Air Transat has just unveiled its new colour scheme on one of its Lockheed L-1011 TriStars, C-FTNC, seen here taxiing at Fort Lauderdale-Hollywood International Airport. The star on the fin reflects its link with French operator STAR (Societe de Transport Aerien Regional) Airlines, note also the airline’s Internet address in the broken red cheat line - a sign of things to come? Air Transat is leasing a TriStar to its French partner STAR, making it only the second French airline to use the L-1011, after Air France.
This Boeing 727-100C (N946UP) is one of five convertible -25Cs operated by Eastern in the late 1960s and early 1970s on passenger services during the day and cargo service at night. Thirty years later, it is once again splitting its time between passenger and cargo service. United Parcel Service chose the 727-100 for passenger charter as it has the lowest utilisation rate in its fleet. Five 727s were modified to accept the interior quick-change system and like all of its other 727-100s, the aircraft has been re-engined with Rolls-Royce Tay 651 turbofans and fitted with an electronic flight information system flight deck.
Based at Opa-Locka Airport, Trans-Air-Link, formed in 1979, currently operates a Douglas DC-7C and three Douglas DC-6s, including DC-6A N870TA seen here with the cowlings removed from its four Pratt & Whitney R-2800s. Note the 'Sky Truck' titling on the nose, which is the carrier’s ICAO call sign. This particular aircraft was originally allocated for Slick Airways but instead joined the Belgian Air Force on June 20, 1958, being sold to SF Air as F-BYCH in 1977. In June 1980 it joined Aero B as YV-293C before being bought by Trans-Air-Link on August 21, 1984. All of the aircraft are used for freight carriage, primarily to and from the Caribbean island chain.
Dallas, Atlanta and Los Angeles are the three leading airports for weekly scheduled non-stop domestic passenger departures. These are the domestic ‘hubs’ for the three largest US airlines including American Airlines in Dallas; one of whose Airbus A300-600Rs, N14053, is seen about to touch down at Miami International Airport in January 1995. Over 45% of passenger traffic at MIA is carried by American Airlines. The other two major airlines feeding domestic ‘hubs’ are Delta Air Lines in Atlanta and United Airlines in Los Angeles.
Of 13 Grumman Abatrosses converted to G-111 standard for commercial operations with Chalk’s International Airlines, Miami, one (N42MY) is still in active service in Florida.
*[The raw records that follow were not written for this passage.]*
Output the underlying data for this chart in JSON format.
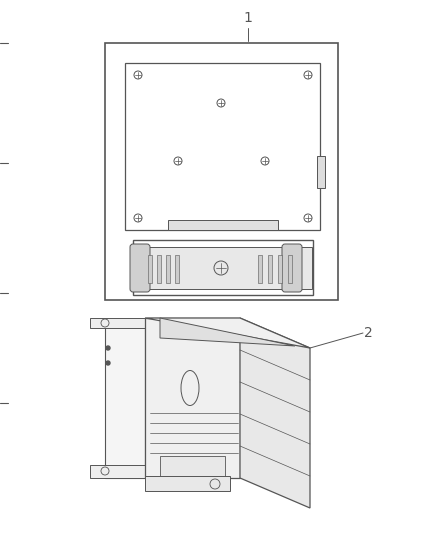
{
  "background_color": "#ffffff",
  "line_color": "#555555",
  "part1_label": "1",
  "part2_label": "2",
  "fig_width": 4.38,
  "fig_height": 5.33,
  "dpi": 100
}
Based at Fort Lauderdale Executive Airport, this converted HU-16B belongs to the Aviation Division of Mirabella Yachts, a company that owns and operates a number of exclusive yachts in the Bahamas and Caribbean. Modifications to civilianise the Albatross to G-111 standard include the fitment of titanium wing spars and outward opening access doors. The G-111 was acquired to carry guests to and from its boats, however, to maximise its usage, it is also available for charter work. Two other amphibians operated by Mirabella Yachts are Albatross N28J and HU-16C N43846 (137908). The latter is resplendent in US Navy markings.
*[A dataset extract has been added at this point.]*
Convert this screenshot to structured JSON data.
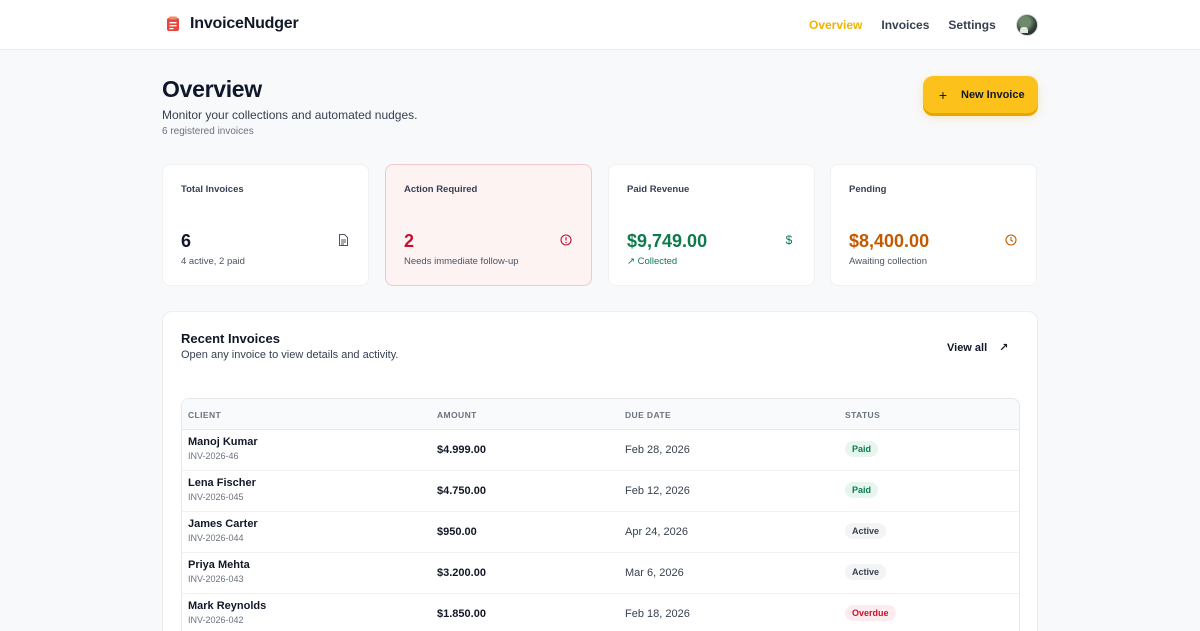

Pan American Airways began seaplane operations in January 1928, its first passenger flight being from Key West, Florida, to Havana, Cuba. This Pan Am legacy lives on today, under the auspices of Pan Am Air Bridge, which operates five Grumman/Frakes Turbo Mallard amphibians, including N2969, seen here on the slipway at Watson Island. Pan Am Air Bridge is based at Watson Island, Miami, immediately opposite Miami’s busy cruise ship port, having begun life as Chalk's Air Service, which was bom in 1917. Apart from a brief interlude during World War One, Chalk’s saw over 40 years of continuous operation until being purchased in 1970 by Resorts International. The first ‘turbinised’ Mallard entered service in November 1979 and in January 1996, the airline was purchased by three individuals, one of whom, Charles Cobb, retains the proprietary rights to the name ’Pan Am’ and its logo. Today, the Turbo Mallards provide scheduled services to Fort Lauderdale and some of the Bahamian Islands.
Miami International Airport is the leading airport for weekly scheduled non-stop passenger flights from the US to Central America, with over 200 departures per week. Continental Airlines doubled its service to Belize City and San Salvador via Houston Intercontinental. McDonnell Douglas MD-82 N16806, burning rubber as it touches down on runway 90R, is one of 53 of the type currently in service with Continental Airlines.